Slow translation of viral proteins to weaken viruses
Codagenix developed a breakthrough approach to live-attenuated virus design that results in prophylactic vaccines and oncolytic viruses as solid tumor therapeutics. The Codagenix platform is based on a computer algorithm that rationally redesigns viral genomes to reduce viral gene function. Codagenix designed viruses stimulate robust T cells and antibodies but are non-pathogenic.
How it works
Viral genomes are processed by Codagenix’s computer-based algorithm to introduce hundreds of silent mutations into the genome to use codon pairs that are underrepresented in human cells (1). The resulting genome that is “de-optimized” for translation in the human host cell is synthesized from scratch (2), assembled into a whole genome, transfected into cells (3) and live, “de-optimized”, attenuated viruses are recovered (4). This rapid, cell-culture based process can generate lead vaccine candidates ready for animal studies in weeks as compared to months, for traditional approaches to attenuating live viruses.

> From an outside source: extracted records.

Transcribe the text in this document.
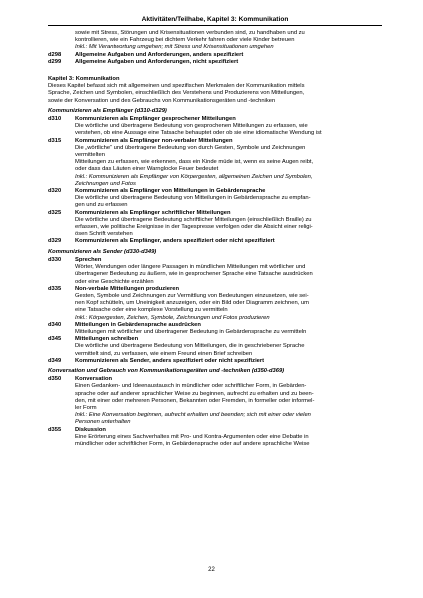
Aktivitäten/Teilhabe, Kapitel 3: Kommunikation
sowie mit Stress, Störungen und Krisensituationen verbunden sind, zu handhaben und zu
kontrollieren, wie ein Fahrzeug bei dichtem Verkehr fahren oder viele Kinder betreuen
Inkl.: Mit Verantwortung umgehen; mit Stress und Krisensituationen umgehen
d298	Allgemeine Aufgaben und Anforderungen, anders spezifiziert
d299	Allgemeine Aufgaben und Anforderungen, nicht spezifiziert
Kapitel 3: Kommunikation
Dieses Kapitel befasst sich mit allgemeinen und spezifischen Merkmalen der Kommunikation mittels
Sprache, Zeichen und Symbolen, einschließlich des Verstehens und Produzierens von Mitteilungen,
sowie der Konversation und des Gebrauchs von Kommunikationsgeräten und -techniken
Kommunizieren als Empfänger (d310-d329)
d310	Kommunizieren als Empfänger gesprochener Mitteilungen
Die wörtliche und übertragene Bedeutung von gesprochenen Mitteilungen zu erfassen, wie
verstehen, ob eine Aussage eine Tatsache behauptet oder ob sie eine idiomatische Wendung ist
d315	Kommunizieren als Empfänger non-verbaler Mitteilungen
Die „wörtliche“ und übertragene Bedeutung von durch Gesten, Symbole und Zeichnungen
vermittelten
Mitteilungen zu erfassen, wie erkennen, dass ein Kinde müde ist, wenn es seine Augen reibt,
oder dass das Läuten einer Warnglocke Feuer bedeutet
Inkl.: Kommunizieren als Empfänger von Körpergesten, allgemeinen Zeichen und Symbolen,
Zeichnungen und Fotos
d320	Kommunizieren als Empfänger von Mitteilungen in Gebärdensprache
Die wörtliche und übertragene Bedeutung von Mitteilungen in Gebärdensprache zu empfan-
gen und zu erfassen
d325	Kommunizieren als Empfänger schriftlicher Mitteilungen
Die wörtliche und übertragene Bedeutung schriftlicher Mitteilungen (einschließlich Braille) zu
erfassen, wie politische Ereignisse in der Tagespresse verfolgen oder die Absicht einer religi-
ösen Schrift verstehen
d329	Kommunizieren als Empfänger, anders spezifiziert oder nicht spezifiziert
Kommunizieren als Sender (d330-d349)
d330	Sprechen
Wörter, Wendungen oder längere Passagen in mündlichen Mitteilungen mit wörtlicher und
übertragener Bedeutung zu äußern, wie in gesprochener Sprache eine Tatsache ausdrücken
oder eine Geschichte erzählen
d335	Non-verbale Mitteilungen produzieren
Gesten, Symbole und Zeichnungen zur Vermittlung von Bedeutungen einzusetzen, wie sei-
nen Kopf schütteln, um Uneinigkeit anzuzeigen, oder ein Bild oder Diagramm zeichnen, um
eine Tatsache oder eine komplexe Vorstellung zu vermitteln
Inkl.: Körpergesten, Zeichen, Symbole, Zeichnungen und Fotos produzieren
d340	Mitteilungen in Gebärdensprache ausdrücken
Mitteilungen mit wörtlicher und übertragener Bedeutung in Gebärdensprache zu vermitteln
d345	Mitteilungen schreiben
Die wörtliche und übertragene Bedeutung von Mitteilungen, die in geschriebener Sprache
vermittelt sind, zu verfassen, wie einem Freund einen Brief schreiben
d349	Kommunizieren als Sender, anders spezifiziert oder nicht spezifiziert
Konversation und Gebrauch von Kommunikationsgeräten und -techniken (d350-d369)
d350	Konversation
Einen Gedanken- und Ideenaustausch in mündlicher oder schriftlicher Form, in Gebärden-
sprache oder auf anderer sprachlicher Weise zu beginnen, aufrecht zu erhalten und zu been-
den, mit einer oder mehreren Personen, Bekannten oder Fremden, in formeller oder informel-
ler Form
Inkl.: Eine Konversation beginnen, aufrecht erhalten und beenden; sich mit einer oder vielen
Personen unterhalten
d355	Diskussion
Eine Erörterung eines Sachverhaltes mit Pro- und Kontra-Argumenten oder eine Debatte in
mündlicher oder schriftlicher Form, in Gebärdensprache oder auf andere sprachliche Weise
22
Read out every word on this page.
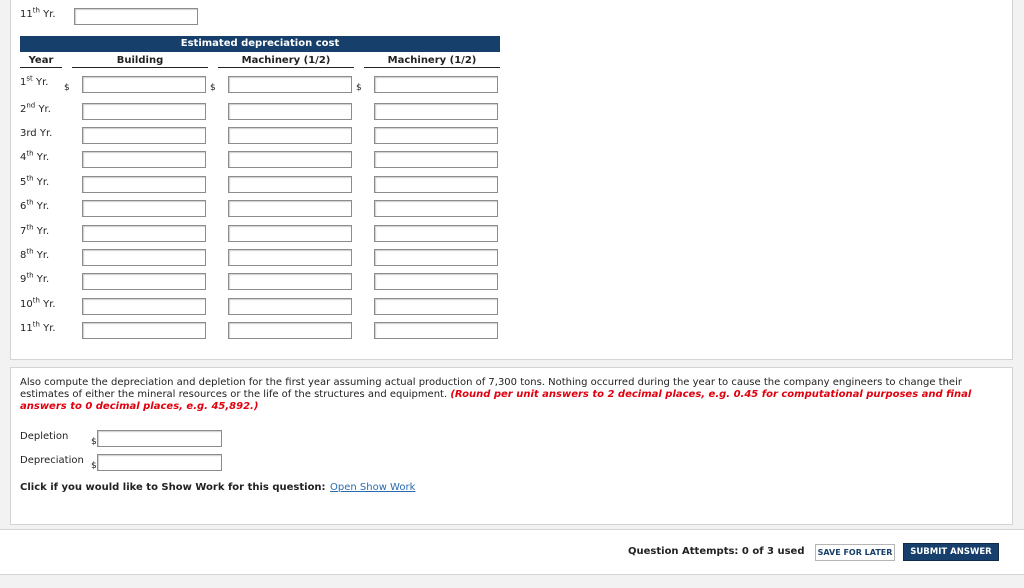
11th Yr.
Estimated depreciation cost
Year	Building	Machinery (1/2)	Machinery (1/2)
1st Yr. $	$	$
2nd Yr.
3rd Yr.
4th Yr.
5th Yr.
6th Yr.
7th Yr.
8th Yr.
9th Yr.
10th Yr.
11th Yr.
Also compute the depreciation and depletion for the first year assuming actual production of 7,300 tons. Nothing occurred during the year to cause the company engineers to change their estimates of either the mineral resources or the life of the structures and equipment. (Round per unit answers to 2 decimal places, e.g. 0.45 for computational purposes and final answers to 0 decimal places, e.g. 45,892.)
Depletion	$
Depreciation $
Click if you would like to Show Work for this question: Open Show Work
Question Attempts: 0 of 3 used	SAVE FOR LATER	SUBMIT ANSWER
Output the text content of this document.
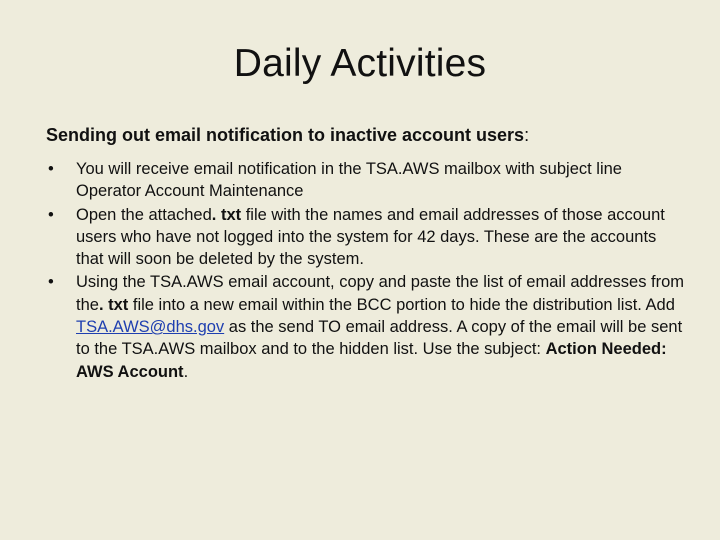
Daily Activities
Sending out email notification to inactive account users:
• You will receive email notification in the TSA.AWS mailbox with subject line Operator Account Maintenance
• Open the attached. txt file with the names and email addresses of those account users who have not logged into the system for 42 days. These are the accounts that will soon be deleted by the system.
• Using the TSA.AWS email account, copy and paste the list of email addresses from the. txt file into a new email within the BCC portion to hide the distribution list. Add TSA.AWS@dhs.gov as the send TO email address. A copy of the email will be sent to the TSA.AWS mailbox and to the hidden list. Use the subject: Action Needed: AWS Account.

Live-attenuated vaccines that are fast and cost-efficient to produce
All live-attenuated vaccines were developed using a trial-and-error based method developed in the 1880s, pre-dating the discovery of the DNA double helix. The process of continuous passaging and adaptation to eggs is time consuming, costly, and produces unpredictable viruses that may revert to pathogenicity with just one or two mutations. Taking a different approach to vaccine production, Codagenix vaccine viruses are 100% identical to the circulating viral strain at the amino acid level, ensuring robust cellular and antibody responses while remaining fully attenuated. Codagenix is designing these vaccines to be fast and cost-effective to produce, aiming to stop outbreaks before they spread.
Harnessing viruses to induce robust anti-tumor immune response
Codagenix oncolytic viruses are elegant in their simplicity. We seek to harness the natural ability of certain viruses to induce robust immune responses and attenuate them with our deoptimization platform. The broad immune response induced by our oncolytics, combined with the oncolytic’s atypical RNA/DNA sequences resulting from our re-design can turn cold tumors hot and promote antigenic spread, resulting in tumor clearance, prevention of metastases, and broad anti-tumor immunity in animal models.